# AC Circuit; find average and reactive power to load (and load V and I)

1. Jun 6, 2013

### Color_of_Cyan

1. The problem statement, all variables and given/known data

In the circuit shown, a load having an impedance of 39 + j26Ω is fed from a voltage source through a line having an impedance of 1 + j4Ω. The rms value of the source voltage is 250V.

[Broken]

a) Calculate the load current IL and voltage VL

b) Calculate the average and reactive power delivered to the load

2. Relevant equations

V = IR

I = V/R

voltage division

Polar form conversion

j*j = -1

1/j = -j

average power = VIcos∅

cos∅ = power factor

calculating power factor

reactive power = (apparent power)sinθ

3. The attempt at a solution

Simplify to this first:

[Broken]

and then voltage division:

VL = (250∠0 deg)*[ (39Ω + 26Ωj)/(40Ω + 30Ωj) ]

and in complete polar form:

VL = (250∠0 deg)*[ (46.8∠33.6)/(50∠36.8) ]

VL = (234∠-3.25)V

since the drop VL on the diagram is in the opposite direction though

VL = (-234∠-3.25)V

IL = (250∠0 V) / (50∠36.8 Ω)

IL = 5∠-36.8 A

Now, not sure how to get part b from here. Any hints on how to calculate the angle to get power factor? What is meant by the angle between voltage and current to get power factor (and then being able to find average power)?

Last edited by a moderator: May 6, 2017
2. Jun 6, 2013

### Staff: Mentor

You have the angle of the load voltage relative to the source voltage, and you have the angle of the load current relative to that same reference, so you should be able to determine the angle of the load current relative to the load voltage.

I think your diagram illustrates the wrong idea, or maybe it is just misleading? The power line is represented by 1 + j4. The load voltage is the voltage across the 39 + j26.

I don't see it.

3. Jun 6, 2013

### Color_of_Cyan

Sorry for asking, but how exactly do you do this? Any hints? Subtract the angles? It seems confusing.

That's right. Were you referring to my simplification though? The simplification was just to find the impedance / voltage across.

And I mean there is a + and - for the VL on the question diagram while the battery is the "other way" (isn't it?)

Last edited: Jun 6, 2013
4. Jun 7, 2013

### Staff: Mentor

If you draw the phasor diagram there should be no confusion. Simply subtract the angles.

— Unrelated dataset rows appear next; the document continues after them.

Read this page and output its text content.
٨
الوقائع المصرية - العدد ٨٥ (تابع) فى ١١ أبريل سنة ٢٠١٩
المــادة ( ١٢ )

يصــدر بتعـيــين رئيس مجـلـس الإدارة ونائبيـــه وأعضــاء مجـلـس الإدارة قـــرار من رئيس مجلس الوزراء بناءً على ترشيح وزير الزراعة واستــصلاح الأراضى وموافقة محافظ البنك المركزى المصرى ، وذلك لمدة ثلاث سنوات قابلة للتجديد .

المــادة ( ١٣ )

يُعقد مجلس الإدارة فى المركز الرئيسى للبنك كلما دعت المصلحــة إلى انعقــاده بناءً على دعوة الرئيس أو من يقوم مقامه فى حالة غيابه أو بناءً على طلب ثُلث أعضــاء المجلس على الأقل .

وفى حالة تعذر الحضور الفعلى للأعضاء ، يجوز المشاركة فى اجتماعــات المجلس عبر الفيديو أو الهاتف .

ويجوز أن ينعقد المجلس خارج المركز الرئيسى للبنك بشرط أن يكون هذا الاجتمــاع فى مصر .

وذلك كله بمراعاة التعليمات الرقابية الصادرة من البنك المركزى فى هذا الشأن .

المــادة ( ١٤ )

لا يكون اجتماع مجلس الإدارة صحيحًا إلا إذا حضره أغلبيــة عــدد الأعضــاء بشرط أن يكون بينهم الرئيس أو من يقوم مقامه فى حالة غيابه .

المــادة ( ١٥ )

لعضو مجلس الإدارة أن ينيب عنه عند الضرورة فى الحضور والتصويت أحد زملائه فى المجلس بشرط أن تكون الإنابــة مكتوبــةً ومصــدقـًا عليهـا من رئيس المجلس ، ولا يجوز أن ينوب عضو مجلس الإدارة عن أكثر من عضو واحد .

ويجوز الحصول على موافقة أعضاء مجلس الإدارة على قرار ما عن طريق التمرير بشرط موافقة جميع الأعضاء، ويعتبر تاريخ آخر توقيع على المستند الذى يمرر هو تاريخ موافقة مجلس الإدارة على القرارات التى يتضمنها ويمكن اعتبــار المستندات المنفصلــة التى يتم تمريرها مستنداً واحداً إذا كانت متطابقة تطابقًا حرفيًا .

The + and - are exactly how I'd expect them. No reversal necessary. The + of VL corresponds to the + of the source, so the potential divider equation gives VL as required. (To get current flowing in the load in the direction of the IL arrow, the top of the load must be + with respect to the bottom of the load.)

5. Jun 7, 2013

### Color_of_Cyan

So VL stays positive then.

Is the angle you are giving me the same for also determining power factor?

And would the angle go: -36.8 - (-3.25) ?

Last edited: Jun 7, 2013
6. Jun 8, 2013

### Staff: Mentor

Yes, current relative to voltage gives the pf. The question does not ask you for the power factor angle, though. All it asks for is load voltage (relative to source, presumably), and load current (again, presumably relative to souce voltage).

7. Jun 8, 2013

### Color_of_Cyan

So if

average power = VIcos∅

cos∅ = power factor

Then can you calculate the average power as:

Pavg 5*-234(cos(-3.25°)) ?

8. Jun 8, 2013

### Staff: Mentor

V I cosɸ, but using the power factor angle ɸ that you determined earlier. (As a check, your answer should be the same as if you'd used I².R )

9. Jun 9, 2013

### Color_of_Cyan

That angle was a typo, so

Pavg = 5*-234*cos(-33.55)

Pavg = -975W

=975W supplied?